Indiana: Social worker violates state law

The last person HSLDA member Mrs. Dunbar [not her real name] expected to see when she answered the door on the evening of May 3, 2005 was a social worker investigating allegations of educational neglect and abuse. The social worker met her greeting with a demand to allow him entrance to her home, insisting that she grant him private interviews with each of her homeschooled children.

Surprised by the allegations, and not wanting to allow the social worker into her home, Mrs. Dunbar refused his demand for entrance and interviews and called HSLDA for help when the social worker summoned four police officers and his supervisor to her door. HSLDA Attorney Scott Woodruff advised them of their constitutional right to bar the social workers and police from their home since they did not have a warrant. He also counseled them to allow the social workers to see that the children were well cared for and healthy.

Once the social workers saw for themselves that the children were okay, they decided to leave. As they were leaving, they handed Mrs.
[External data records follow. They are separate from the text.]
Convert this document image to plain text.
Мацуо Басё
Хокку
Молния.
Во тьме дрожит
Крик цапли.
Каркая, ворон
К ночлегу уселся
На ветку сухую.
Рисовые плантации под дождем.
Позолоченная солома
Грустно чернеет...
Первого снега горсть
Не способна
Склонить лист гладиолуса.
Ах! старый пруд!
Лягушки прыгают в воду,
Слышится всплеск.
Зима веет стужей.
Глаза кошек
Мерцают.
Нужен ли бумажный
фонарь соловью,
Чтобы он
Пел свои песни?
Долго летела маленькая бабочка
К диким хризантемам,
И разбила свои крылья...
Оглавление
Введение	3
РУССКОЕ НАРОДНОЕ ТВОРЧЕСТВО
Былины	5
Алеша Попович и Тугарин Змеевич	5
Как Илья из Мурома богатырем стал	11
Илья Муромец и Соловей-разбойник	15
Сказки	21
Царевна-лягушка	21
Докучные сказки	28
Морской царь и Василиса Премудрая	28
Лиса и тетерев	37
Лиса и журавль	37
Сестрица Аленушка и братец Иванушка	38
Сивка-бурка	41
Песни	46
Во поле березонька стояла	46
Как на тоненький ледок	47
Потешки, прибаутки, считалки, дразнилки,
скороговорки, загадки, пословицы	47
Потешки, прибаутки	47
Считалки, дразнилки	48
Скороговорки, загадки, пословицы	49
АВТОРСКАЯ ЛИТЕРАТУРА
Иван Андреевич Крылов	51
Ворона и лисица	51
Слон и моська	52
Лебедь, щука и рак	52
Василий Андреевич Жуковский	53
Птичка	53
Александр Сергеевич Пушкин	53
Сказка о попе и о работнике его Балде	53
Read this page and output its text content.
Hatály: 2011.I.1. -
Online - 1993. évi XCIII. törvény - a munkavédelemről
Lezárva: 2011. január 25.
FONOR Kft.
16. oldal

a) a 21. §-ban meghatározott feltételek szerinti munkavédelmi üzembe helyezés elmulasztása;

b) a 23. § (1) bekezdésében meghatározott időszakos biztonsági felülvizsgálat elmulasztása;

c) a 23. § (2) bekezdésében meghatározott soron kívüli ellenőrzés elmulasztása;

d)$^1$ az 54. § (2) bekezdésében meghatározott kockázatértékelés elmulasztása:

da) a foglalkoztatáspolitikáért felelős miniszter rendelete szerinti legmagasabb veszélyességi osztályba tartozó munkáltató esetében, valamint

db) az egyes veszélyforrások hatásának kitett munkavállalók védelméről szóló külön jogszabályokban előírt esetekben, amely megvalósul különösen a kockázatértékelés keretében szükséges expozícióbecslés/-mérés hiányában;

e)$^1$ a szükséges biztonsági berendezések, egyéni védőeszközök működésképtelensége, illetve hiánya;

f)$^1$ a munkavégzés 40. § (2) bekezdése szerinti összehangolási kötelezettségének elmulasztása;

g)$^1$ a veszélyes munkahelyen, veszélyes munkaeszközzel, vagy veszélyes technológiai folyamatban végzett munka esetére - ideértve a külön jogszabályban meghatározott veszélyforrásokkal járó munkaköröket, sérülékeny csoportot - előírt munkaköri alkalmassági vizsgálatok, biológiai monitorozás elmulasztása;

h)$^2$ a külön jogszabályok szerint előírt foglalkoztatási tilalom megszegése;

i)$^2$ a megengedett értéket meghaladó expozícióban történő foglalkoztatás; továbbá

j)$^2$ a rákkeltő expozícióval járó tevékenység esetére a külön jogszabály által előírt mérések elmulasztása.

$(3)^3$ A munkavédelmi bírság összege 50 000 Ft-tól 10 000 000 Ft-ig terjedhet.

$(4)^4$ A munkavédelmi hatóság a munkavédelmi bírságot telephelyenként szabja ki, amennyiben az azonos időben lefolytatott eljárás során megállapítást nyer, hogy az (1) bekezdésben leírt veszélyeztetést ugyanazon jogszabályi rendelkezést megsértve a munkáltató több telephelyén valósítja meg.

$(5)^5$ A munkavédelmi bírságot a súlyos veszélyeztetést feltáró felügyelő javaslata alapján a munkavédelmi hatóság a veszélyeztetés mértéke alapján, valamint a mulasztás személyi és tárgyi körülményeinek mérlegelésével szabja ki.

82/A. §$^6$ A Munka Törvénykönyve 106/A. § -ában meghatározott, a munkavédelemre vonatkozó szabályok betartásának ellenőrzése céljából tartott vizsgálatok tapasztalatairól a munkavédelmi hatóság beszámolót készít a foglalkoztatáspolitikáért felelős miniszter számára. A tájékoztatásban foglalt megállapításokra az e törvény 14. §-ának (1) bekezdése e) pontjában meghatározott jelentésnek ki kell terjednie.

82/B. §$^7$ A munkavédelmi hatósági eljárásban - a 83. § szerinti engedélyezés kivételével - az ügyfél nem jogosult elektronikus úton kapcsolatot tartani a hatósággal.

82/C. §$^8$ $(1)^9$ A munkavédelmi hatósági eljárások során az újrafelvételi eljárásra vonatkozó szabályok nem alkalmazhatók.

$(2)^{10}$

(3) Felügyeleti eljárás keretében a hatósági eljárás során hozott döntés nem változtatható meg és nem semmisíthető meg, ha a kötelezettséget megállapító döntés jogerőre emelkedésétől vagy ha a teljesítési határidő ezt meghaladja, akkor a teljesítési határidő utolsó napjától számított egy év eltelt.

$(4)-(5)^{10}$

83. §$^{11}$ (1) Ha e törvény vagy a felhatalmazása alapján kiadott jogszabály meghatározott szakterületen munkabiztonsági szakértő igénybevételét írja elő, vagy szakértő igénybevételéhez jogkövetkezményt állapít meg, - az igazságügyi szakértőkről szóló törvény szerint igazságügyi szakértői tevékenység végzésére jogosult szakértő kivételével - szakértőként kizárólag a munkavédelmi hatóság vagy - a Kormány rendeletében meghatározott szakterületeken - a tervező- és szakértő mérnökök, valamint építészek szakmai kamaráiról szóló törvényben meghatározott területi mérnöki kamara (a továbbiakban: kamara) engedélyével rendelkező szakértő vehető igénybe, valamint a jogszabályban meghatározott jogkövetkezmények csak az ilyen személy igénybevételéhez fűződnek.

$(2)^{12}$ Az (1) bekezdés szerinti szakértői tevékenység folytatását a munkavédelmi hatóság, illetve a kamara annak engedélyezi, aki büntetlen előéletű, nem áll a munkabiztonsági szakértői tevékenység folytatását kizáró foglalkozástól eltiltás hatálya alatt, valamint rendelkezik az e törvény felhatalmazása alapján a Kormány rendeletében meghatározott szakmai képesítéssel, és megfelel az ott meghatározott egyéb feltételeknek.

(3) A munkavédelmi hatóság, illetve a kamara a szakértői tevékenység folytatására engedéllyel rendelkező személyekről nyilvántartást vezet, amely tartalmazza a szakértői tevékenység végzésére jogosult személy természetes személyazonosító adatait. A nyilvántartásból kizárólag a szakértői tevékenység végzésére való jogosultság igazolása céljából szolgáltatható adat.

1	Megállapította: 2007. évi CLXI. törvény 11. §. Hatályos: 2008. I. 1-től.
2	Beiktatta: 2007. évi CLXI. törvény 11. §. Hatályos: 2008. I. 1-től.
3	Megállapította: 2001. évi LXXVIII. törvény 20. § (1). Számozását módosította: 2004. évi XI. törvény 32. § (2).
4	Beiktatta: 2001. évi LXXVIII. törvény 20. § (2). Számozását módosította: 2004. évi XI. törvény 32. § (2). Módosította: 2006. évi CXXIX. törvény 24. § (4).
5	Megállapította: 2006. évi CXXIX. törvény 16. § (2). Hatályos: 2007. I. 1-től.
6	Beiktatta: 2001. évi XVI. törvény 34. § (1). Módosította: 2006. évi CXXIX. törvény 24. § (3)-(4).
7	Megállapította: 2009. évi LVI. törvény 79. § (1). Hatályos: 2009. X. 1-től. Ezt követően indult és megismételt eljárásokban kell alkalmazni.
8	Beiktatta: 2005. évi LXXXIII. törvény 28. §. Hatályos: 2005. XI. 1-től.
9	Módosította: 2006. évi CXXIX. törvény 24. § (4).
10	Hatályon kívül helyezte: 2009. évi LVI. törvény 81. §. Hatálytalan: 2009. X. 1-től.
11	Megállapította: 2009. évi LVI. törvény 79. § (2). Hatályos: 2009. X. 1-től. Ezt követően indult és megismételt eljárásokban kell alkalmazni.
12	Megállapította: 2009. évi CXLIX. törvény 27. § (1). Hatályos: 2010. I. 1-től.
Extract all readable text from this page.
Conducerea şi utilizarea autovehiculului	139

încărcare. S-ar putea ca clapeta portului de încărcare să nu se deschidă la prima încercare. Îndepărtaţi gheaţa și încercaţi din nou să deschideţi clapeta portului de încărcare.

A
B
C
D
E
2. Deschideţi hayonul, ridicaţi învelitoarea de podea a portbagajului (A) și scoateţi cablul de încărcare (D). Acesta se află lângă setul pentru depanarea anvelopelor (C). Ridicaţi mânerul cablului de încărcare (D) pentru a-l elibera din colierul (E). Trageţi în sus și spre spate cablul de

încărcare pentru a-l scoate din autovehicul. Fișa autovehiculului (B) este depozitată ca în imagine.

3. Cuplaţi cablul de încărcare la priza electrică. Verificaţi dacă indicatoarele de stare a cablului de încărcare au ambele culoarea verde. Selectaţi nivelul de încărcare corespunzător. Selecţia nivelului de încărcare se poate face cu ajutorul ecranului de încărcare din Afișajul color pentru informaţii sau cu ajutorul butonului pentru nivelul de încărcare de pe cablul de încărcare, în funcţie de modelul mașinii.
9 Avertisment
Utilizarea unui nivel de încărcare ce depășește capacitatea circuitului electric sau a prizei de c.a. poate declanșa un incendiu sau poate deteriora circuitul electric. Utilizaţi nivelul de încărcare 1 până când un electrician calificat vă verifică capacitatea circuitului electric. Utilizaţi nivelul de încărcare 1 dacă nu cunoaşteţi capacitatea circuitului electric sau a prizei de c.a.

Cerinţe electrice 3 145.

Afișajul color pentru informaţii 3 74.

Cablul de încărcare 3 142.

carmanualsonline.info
Dunbar a pink 3x5 card notifying them that their children were being taken into DYFS custody and directing them to be in court two days later.

The social workers left, however—without taking the children!

"No social worker has the power to simply cite parents into court for not allowing them into their home," Litigation Attorney James R. Mason, III stated. "There was no emergency here, and even though they claimed custody, the social workers did not take custody, and under the circumstances, could not have legally done so."

The card the Dunbars received is for use in cases where a social worker must take a child into physical custody under emergency circumstances. It was never intended for use as a means of citing people into court, as the social workers in this case used it. It is, in fact, a violation of both Indiana law and Constitutional due process for social workers to use the card for that purpose. The Dunbars were left with absolutely no idea of why they had been called into court, and could therefore form no defense to answer the social workers.

On May 5, 2005, Attorney Mason filed a motion to dismiss in the juvenile court, arguing that the procedure followed by the social worker was not only contrary to Indiana law, but that it was also in violation of the Fourth Amendment. The initial hearing was continued and the social workers were provided with ample evidence to demonstrate that the Dunbars' homeschooling program is in full compliance with Indiana law.

A week later, thanks to the groundwork in HSLDA's motion to dismiss, the matter was dismissed in its entirety, and the allegations were declared to be unfounded.